I made my way back up the stairs and along the corridor, the sleepwalking woman had gone, and there was a stillness to the whole place now that was soothing to my mind.
I woke up to glowing white sheets and the confused sounds of engines and people shouting in Arabic or Greek or Farsi, or all three in one sentence. Afra was still asleep.
When I went downstairs the courtyard was full of crates of almost black bananas and boxes of nappies. Two men were holding sacks of potatoes, and another three carried in boxes labelled razors, toothbrushes, notepads, pens. Beyond the broken heart of the open door there were a couple of white vans with charity logos on their sides. I made my way inside to the children’s area, where a woman was putting out toys and board games, notepads and colouring pencils.
‘Excuse me,’ I said.
‘Can I help you?’ the woman said. She spoke English with a different accent.
‘Do you have any paper and colouring pencils?’
‘They’re really for the children,’ she said.
‘My son is upstairs. He’s not well – I thought he might like to draw.’
The woman dug through a bag and produced a notepad and a box of pencils. She handed them to me, reluctantly, but with a smile.
‘I hope he can join us when he’s better,’ she said.
Afra was still asleep, but I slipped them under her hand so that she would feel them there when she woke up. Then I sat for a long time beside her, staring into the whiteness of the sun-filled sheet of the tent, and for a while my mind was blank. Then images began to emerge. There, to my left, was the Queiq River; to my right a grey street with a narenj tree; ahead the famous Baron Hotel; over there was the Umayyad Mosque of Aleppo in the Al-Jalloum district of the ancient city, with the sun setting, painting the domes orange; over that way were the walls of the citadel, and here were crumbling buildings; and there was a broken archway in the al-Madina Souq, and over there a street in the western neighbourhood, the Baby al-Faraj Clock Tower, the abandoned terraces and balconies, the minarets. Then the wind blew through the window and the bedsheet moved and the images faded away. I rubbed my eyes, turned to Afra. She seemed frightened in her sleep – she was restless, her breathing was fast and she was saying something, but I couldn’t make out the words. I put my hand on her head, stroked her hair, and slowly her breathing calmed and the muttering stopped.
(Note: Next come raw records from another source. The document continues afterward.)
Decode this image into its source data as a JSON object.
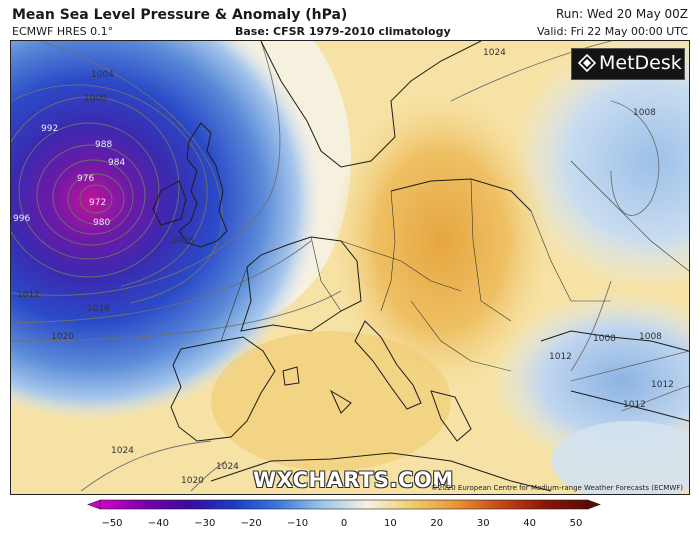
{
  "header": {
    "title": "Mean Sea Level Pressure & Anomaly (hPa)",
    "model": "ECMWF HRES 0.1°",
    "base": "Base: CFSR 1979-2010 climatology",
    "run": "Run: Wed 20 May 00Z",
    "valid": "Valid: Fri 22 May 00:00 UTC"
  },
  "logo": {
    "text": "MetDesk",
    "icon": "metdesk-logo-icon"
  },
  "watermark": "WXCHARTS.COM",
  "copyright": "©2020 European Centre for Medium-range Weather Forecasts (ECMWF)",
  "isobar_labels": [
    "1004",
    "1000",
    "992",
    "988",
    "984",
    "976",
    "972",
    "980",
    "996",
    "1008",
    "1012",
    "1016",
    "1020",
    "1024",
    "1024",
    "1008",
    "1008",
    "1012",
    "1008",
    "1012",
    "1024",
    "1020",
    "1012"
  ],
  "colorbar": {
    "ticks": [
      "−50",
      "−40",
      "−30",
      "−20",
      "−10",
      "0",
      "10",
      "20",
      "30",
      "40",
      "50"
    ],
    "colors": [
      "#d400c8",
      "#7a00a8",
      "#3a0aa0",
      "#1a3cc8",
      "#3a78d8",
      "#9cc4ec",
      "#f4f2e4",
      "#f0d070",
      "#e89838",
      "#c84818",
      "#8c1808",
      "#5a0a04"
    ]
  },
  "colors": {
    "low_center": "#c0129a",
    "deep_blue": "#2a4ac8",
    "light_blue": "#c8dcf0",
    "anomaly_yellow": "#f4dc90",
    "anomaly_orange": "#e8a844"
  }
}
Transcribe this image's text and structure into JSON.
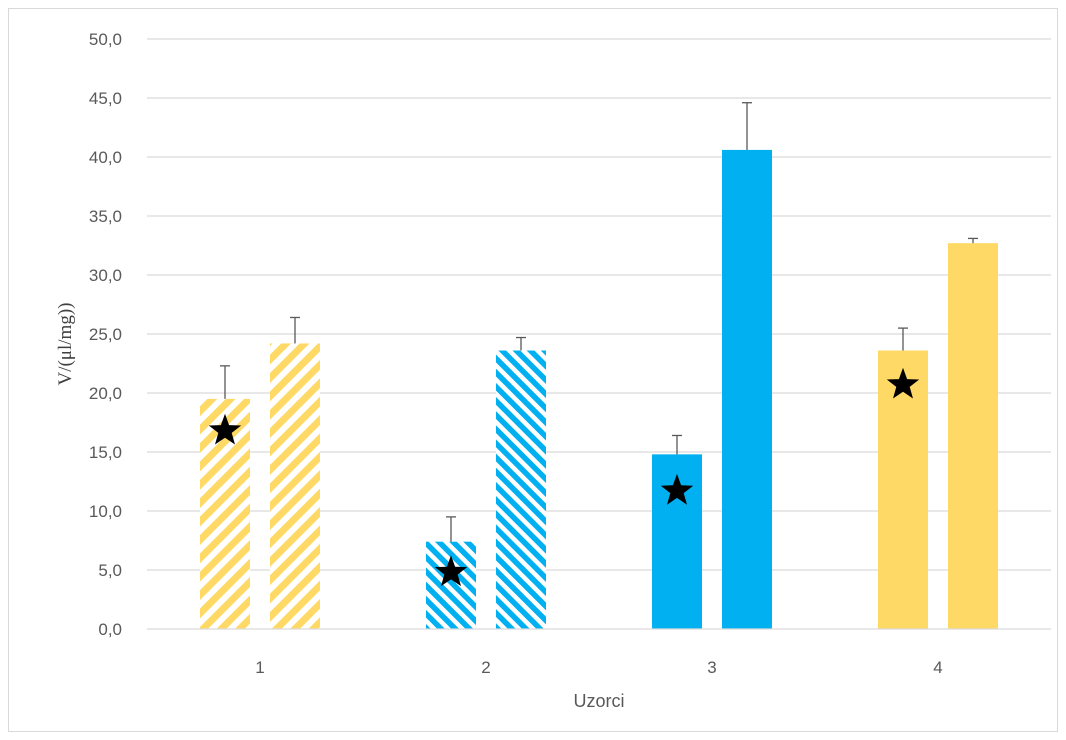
{
  "chart_data": {
    "type": "bar",
    "title": "",
    "xlabel": "Uzorci",
    "ylabel": "V/(μl/mg))",
    "ylim": [
      0,
      50
    ],
    "yticks": [
      "0,0",
      "5,0",
      "10,0",
      "15,0",
      "20,0",
      "25,0",
      "30,0",
      "35,0",
      "40,0",
      "45,0",
      "50,0"
    ],
    "grid": true,
    "legend": "none",
    "categories": [
      "1",
      "2",
      "3",
      "4"
    ],
    "bars": [
      {
        "category": "1",
        "value": 19.5,
        "error": 2.8,
        "color": "#ffd966",
        "pattern": "hatched",
        "star": true
      },
      {
        "category": "1",
        "value": 24.2,
        "error": 2.2,
        "color": "#ffd966",
        "pattern": "hatched",
        "star": false
      },
      {
        "category": "2",
        "value": 7.4,
        "error": 2.1,
        "color": "#00b0f0",
        "pattern": "hatched",
        "star": true
      },
      {
        "category": "2",
        "value": 23.6,
        "error": 1.1,
        "color": "#00b0f0",
        "pattern": "hatched",
        "star": false
      },
      {
        "category": "3",
        "value": 14.8,
        "error": 1.6,
        "color": "#00b0f0",
        "pattern": "solid",
        "star": true
      },
      {
        "category": "3",
        "value": 40.6,
        "error": 4.0,
        "color": "#00b0f0",
        "pattern": "solid",
        "star": false
      },
      {
        "category": "4",
        "value": 23.6,
        "error": 1.9,
        "color": "#ffd966",
        "pattern": "solid",
        "star": true
      },
      {
        "category": "4",
        "value": 32.7,
        "error": 0.4,
        "color": "#ffd966",
        "pattern": "solid",
        "star": false
      }
    ],
    "star_values": [
      16.8,
      4.8,
      11.7,
      20.7
    ]
  }
}
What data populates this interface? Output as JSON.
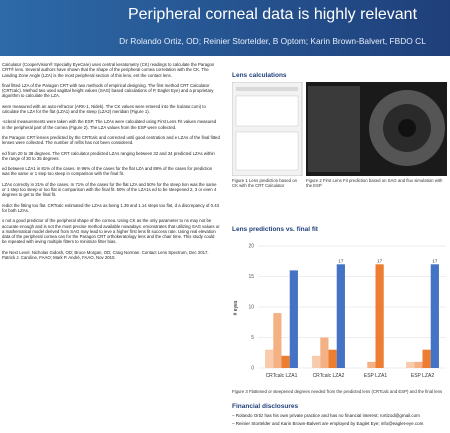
{
  "header": {
    "title": "Peripheral corneal data is highly relevant",
    "authors": "Dr Rolando Ortiz, OD; Reinier Stortelder, B Optom; Karin Brown-Balvert, FBDO CL"
  },
  "left": {
    "paragraphs": [
      "Calculator (CooperVision® Specialty EyeCare) uses central keratometry (CK) readings to calculate the Paragon CRT® lens. Several authors have shown that the shape of the peripheral cornea correlation with the CK. The Landing Zone Angle (LZA) is the most peripheral section of this lens, ent the contact lens.",
      "final fitted LZA of the Paragon CRT with two methods of empirical designing. The first method CRT Calculator (CRTcalc). Method two used sagittal height values (SAG) based calculations of P, Eaglet Eye) and a proprietary algorithm to calculate the LZA.",
      "were measured with an auto-refractor (ARK-1, Nidek). The CK values were entered into the lculator.com) to calculate the LZA for the flat (LZA1) and the steep (LZA2) meridian (Figure 1).",
      "-scleral measurements were taken with the ESP. The LZAs were calculated using First Lens Fit values measured in the peripheral part of the cornea (Figure 2). The LZA values from the ESP were collected.",
      "the Paragon CRT lenses predicted by the CRTcalc and corrected until good centration and e LZAs of the final fitted lenses were collected. The number of refits has not been considered.",
      "ed from 20 to 38 degrees. The CRT calculator predicted LZAs ranging between 32 and 34 predicted LZAs within the range of 30 to 35 degrees.",
      "ed between LZA1 in 81% of the cases. In 96% of the cases for the flat LZA and 89% of the cases for prediction was the same or 1 step too steep in comparison with the final fit.",
      "LZAs correctly in 21% of the cases. In 71% of the cases for the flat LZA and 50% for the steep tion was the same or 1 step too steep or too flat in comparison with the final fit. 50% of the LZA1s ed to be steepened 2, 3 or even 4 degrees to get to the final fit.",
      "redict the fitting too flat. CRTcalc estimated the LZAs as being 1.39 and 1.14 steps too flat, d a discrepancy of 0.43 for both LZAs.",
      "s not a good predictor of the peripheral shape of the cornea. Using CK as the only parameter to ns may not be accurate enough and is not the most precise method available nowadays. emonstrates that utilizing SAG values or a mathematical model derived from SAG may lead to ieve a higher first lens fit success rate. Using real elevation data of the peripheral cornea can for the Paragon CRT orthokeratology lens and the chair time. This study could be repeated with ieving multiple fitters to minimize fitter bias.",
      "the Next Level. Nicholas Gidosh, OD; Bruce Morgan, OD; Craig Norman. Contact Lens Spectrum, Dec 2017. Patrick J. Caroline, FAAO; Mark P. André, FAAO, Nov 2010."
    ]
  },
  "lens_calculations": {
    "heading": "Lens calculations",
    "figure1_caption": "Figure 1 Lens prediction based on CK with the CRT Calculator",
    "figure2_caption": "Figure 2 First Lens Fit prediction based on SAG and flux simulation with the ESP"
  },
  "predictions": {
    "heading": "Lens predictions vs. final fit",
    "caption": "Figure 3 Flattened or steepened degrees needed from the predicted lens (CRTcalc and ESP) and the final lens"
  },
  "chart_data": {
    "type": "bar",
    "y_label": "# eyes",
    "categories": [
      "CRTcalc LZA1",
      "CRTcalc LZA2",
      "ESP LZA1",
      "ESP LZA2"
    ],
    "series": [
      {
        "color": "#f8cbad",
        "values": [
          3,
          2,
          0,
          1
        ]
      },
      {
        "color": "#f4b183",
        "values": [
          9,
          5,
          1,
          1
        ]
      },
      {
        "color": "#ed7d31",
        "values": [
          2,
          3,
          17,
          3
        ],
        "value_labels": [
          null,
          null,
          "17",
          null
        ]
      },
      {
        "color": "#4472c4",
        "values": [
          16,
          17,
          0,
          17
        ],
        "value_labels": [
          null,
          "17",
          null,
          "17"
        ]
      }
    ],
    "ylim": [
      0,
      20
    ],
    "yticks": [
      0,
      5,
      10,
      15,
      20
    ],
    "grid": true
  },
  "disclosures": {
    "heading": "Financial disclosures",
    "items": [
      "– Rolando Ortiz has his own private practice and has no financial interest; rortizod@gmail.com",
      "– Reinier Stortelder and Karin Brown-Balvert are employed by Eaglet Eye; info@eaglet-eye.com"
    ]
  }
}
She woke up an hour later, but her eyes stayed shut. She was moving; her fingers running over the notepad and then over the pencils.
‘Nuri?’ she said.
‘Yes.’
‘Did you get these for me?’
‘Yes.’
There was a tiny smile on her face.
She sat up and put them on her lap and ran her hands through her hair with her eyes still closed. Her skin was so clear, and when she opened her eyes they were a metallic grey, her irises so small, as if they were trying to keep out the light.
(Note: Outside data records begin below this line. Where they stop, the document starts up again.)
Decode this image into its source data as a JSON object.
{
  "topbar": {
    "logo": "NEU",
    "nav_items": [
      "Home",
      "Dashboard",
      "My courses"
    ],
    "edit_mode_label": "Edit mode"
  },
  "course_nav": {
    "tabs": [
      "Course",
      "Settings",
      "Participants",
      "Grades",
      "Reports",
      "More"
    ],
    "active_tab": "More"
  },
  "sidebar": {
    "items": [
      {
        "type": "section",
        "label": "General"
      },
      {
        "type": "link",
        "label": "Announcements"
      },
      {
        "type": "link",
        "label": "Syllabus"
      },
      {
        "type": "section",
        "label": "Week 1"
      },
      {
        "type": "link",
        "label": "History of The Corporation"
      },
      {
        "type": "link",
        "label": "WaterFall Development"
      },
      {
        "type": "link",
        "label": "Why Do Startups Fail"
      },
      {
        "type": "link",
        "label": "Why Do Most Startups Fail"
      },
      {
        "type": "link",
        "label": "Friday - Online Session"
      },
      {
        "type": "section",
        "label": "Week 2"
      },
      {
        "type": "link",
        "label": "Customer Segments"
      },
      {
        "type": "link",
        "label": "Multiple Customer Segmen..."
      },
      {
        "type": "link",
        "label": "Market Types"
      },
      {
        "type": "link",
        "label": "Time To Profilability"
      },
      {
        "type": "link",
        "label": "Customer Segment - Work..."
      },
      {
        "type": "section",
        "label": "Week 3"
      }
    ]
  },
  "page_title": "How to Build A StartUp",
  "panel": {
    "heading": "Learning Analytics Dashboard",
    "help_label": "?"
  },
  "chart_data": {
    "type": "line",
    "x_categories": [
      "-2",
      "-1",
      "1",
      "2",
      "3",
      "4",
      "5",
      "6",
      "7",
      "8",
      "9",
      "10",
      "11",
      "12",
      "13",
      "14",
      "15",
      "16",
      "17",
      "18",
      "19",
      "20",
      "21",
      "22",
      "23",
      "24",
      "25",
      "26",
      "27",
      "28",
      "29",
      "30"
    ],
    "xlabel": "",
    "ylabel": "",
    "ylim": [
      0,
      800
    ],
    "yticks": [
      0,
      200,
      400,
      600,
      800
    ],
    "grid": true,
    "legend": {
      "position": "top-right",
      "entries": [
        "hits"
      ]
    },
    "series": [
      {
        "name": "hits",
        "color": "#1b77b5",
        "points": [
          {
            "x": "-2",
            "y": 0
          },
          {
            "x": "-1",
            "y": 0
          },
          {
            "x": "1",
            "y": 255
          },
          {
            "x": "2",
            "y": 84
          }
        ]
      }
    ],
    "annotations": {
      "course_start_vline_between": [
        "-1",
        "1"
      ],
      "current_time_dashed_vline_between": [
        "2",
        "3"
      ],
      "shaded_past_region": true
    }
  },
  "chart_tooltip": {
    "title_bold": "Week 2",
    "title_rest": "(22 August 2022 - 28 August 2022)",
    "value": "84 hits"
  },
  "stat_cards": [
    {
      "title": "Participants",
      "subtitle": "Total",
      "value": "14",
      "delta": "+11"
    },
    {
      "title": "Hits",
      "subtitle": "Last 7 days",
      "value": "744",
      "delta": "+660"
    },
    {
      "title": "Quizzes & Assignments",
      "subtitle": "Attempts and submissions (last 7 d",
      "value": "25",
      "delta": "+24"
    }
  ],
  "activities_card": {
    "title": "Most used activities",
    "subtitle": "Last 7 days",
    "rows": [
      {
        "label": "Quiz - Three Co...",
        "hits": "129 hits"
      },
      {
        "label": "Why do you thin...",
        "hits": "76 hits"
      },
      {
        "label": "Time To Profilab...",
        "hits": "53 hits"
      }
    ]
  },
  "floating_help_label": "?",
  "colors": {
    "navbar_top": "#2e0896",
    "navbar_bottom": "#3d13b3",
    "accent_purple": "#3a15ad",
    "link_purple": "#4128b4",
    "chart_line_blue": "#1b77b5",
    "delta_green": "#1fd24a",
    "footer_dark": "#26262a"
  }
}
‘What shall I draw?’ she said.
‘Anything you like.’
‘Tell me. I want it to be for you.’
‘The view from our house.’
I watched her as she sketched, her fingers tracing the pencil marks, following each line as if it were a path. Her eyes flickered onto the paper and away again, blinking a lot now, as if there was a light flashing too close.
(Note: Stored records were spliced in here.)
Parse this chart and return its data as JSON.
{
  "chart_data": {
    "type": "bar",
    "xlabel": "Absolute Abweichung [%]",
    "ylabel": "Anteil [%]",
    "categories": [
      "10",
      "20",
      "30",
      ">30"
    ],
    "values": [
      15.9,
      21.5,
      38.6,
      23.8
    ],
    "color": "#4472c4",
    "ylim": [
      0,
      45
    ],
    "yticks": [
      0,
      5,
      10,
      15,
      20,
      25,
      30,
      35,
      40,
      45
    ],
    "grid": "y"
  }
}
‘Can you see anything, Afra?’
‘No,’ she said. ‘Be quiet. I’m thinking.’
I watched the picture take shape, I saw the domes emerge and the flat rooftops. In the foreground of the sketch she began to add the leaves and flowers that spiralled the railing of the balcony. Then she shaded in the sky with purple and brown and green – she had no idea what colours she was using, she just seemed to know that she wanted three for the sky. I watched her following the lines of the landscape with the tips of her fingers so that the colour didn’t bleed into the buildings.
‘How do you do that?’ I said.
‘I don’t know,’ she said, her eyes smiling for a moment. ‘Is it nice?’
‘It’s so beautiful.’
For some reason, when I said this she stopped drawing, so that the right side of the picture was left without colour. Strangely this reminded me of the white crumbling streets once the war came. The way the colour was washed out of everything. The way the flowers died. She handed it to me.
‘It’s not finished,’ I said.
‘It is.’ She pushed it towards me. Then she lay back down and, resting her head on her hands, she remained silent. I didn’t move for a long time. I just lay there looking at the picture, until Neil popped his head around the door to tell us that we had to leave.